We leave Pie Town and head for the mountains with snow and storms predicted for the next three days.
The road seems innocuous, certainly no rougher than many of the gravel tracks I have followed since I left the coast, but within an hour of leaving I find myself sprawled on the ground, tangled up with my bike, panniers strewn untidily about after coming around a corner at speed and hitting a patch of deep sand. It takes me a while to pick myself and the bike up and get back in order. The front pannier rack is seriously bent, the front brakes a mess, my left knee grazed and my right leg is clearly going to be black and blue in a day or so. Cass and Jeff are far ahead and there is nothing much to be done but keep going so that is what I do.

The force of my crash bent my front rack quite seriously but nothing a few zip ties can't fix - at least temporarily.
The rest of the day passes uneventfully enough. We ride until after dark, trying to cover some ground, before setting up camp beside the road. The next morning we wake to showers of freezing rain.
Before too long the predicted snow arrives.

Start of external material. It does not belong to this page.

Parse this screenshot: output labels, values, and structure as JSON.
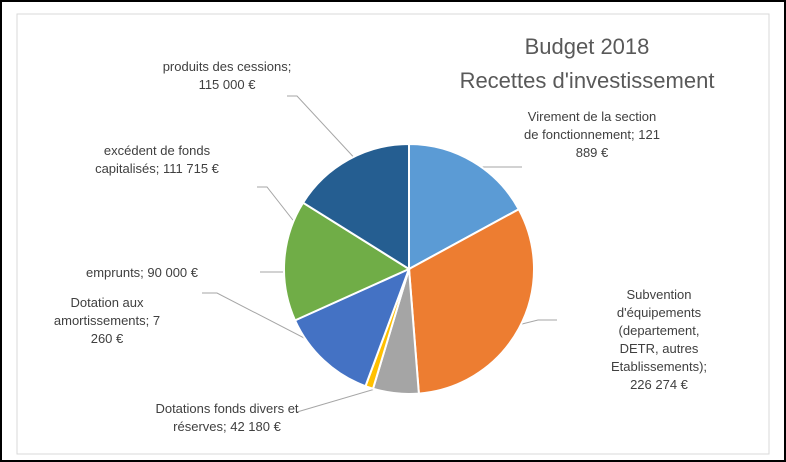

The first flurry of snow. Our friends in Pie Town told us that we would only get a dusting but this looks like it might get serious.
The snow is nothing, however – mud is what really slows us down.

Jeff and I have to take our mud guards off and even after this procedure, the only option is to push the bikes on the grass parallel to the road. Photo: Jeff Volk
Snow, overall, is a surface that allows us to make more progress than the mud.
It is very cold and finding a sheltered place for a lunch break is something of a challenge.
It is slow going, though, and we only make about 30 miles before the sun set and we make camp in a small snowy canyon to the side of the road, building a huge fire to warm us and melt snow to supplement our meagre water supplies. Having company changes the experience of an evening out in the wilderness – there is far more potential for campfire philosophising on topics from the sublime to the banal.

I am still excited by snow and how beautiful it is - despite any discomfort or inconvenience it causes.
The next day the road get seriously mountainous. We have three major climbs over mud, snow and ice. Towards the end of the day a man in a pick-up truck passes an hour or two before sunset and warns that a blizzard is heading our way with up to two feet of snow predicted. We try to reach the tarmac but the terrain is difficult and after a few spills in the dark on icy descents with precipitous drops to the side we decide to make camp and leave the matter in the hands of fate. The night is cold but we wake to clear sunny skies. We have a long descent to a tarmac road which leads to the Gila Hot Springs.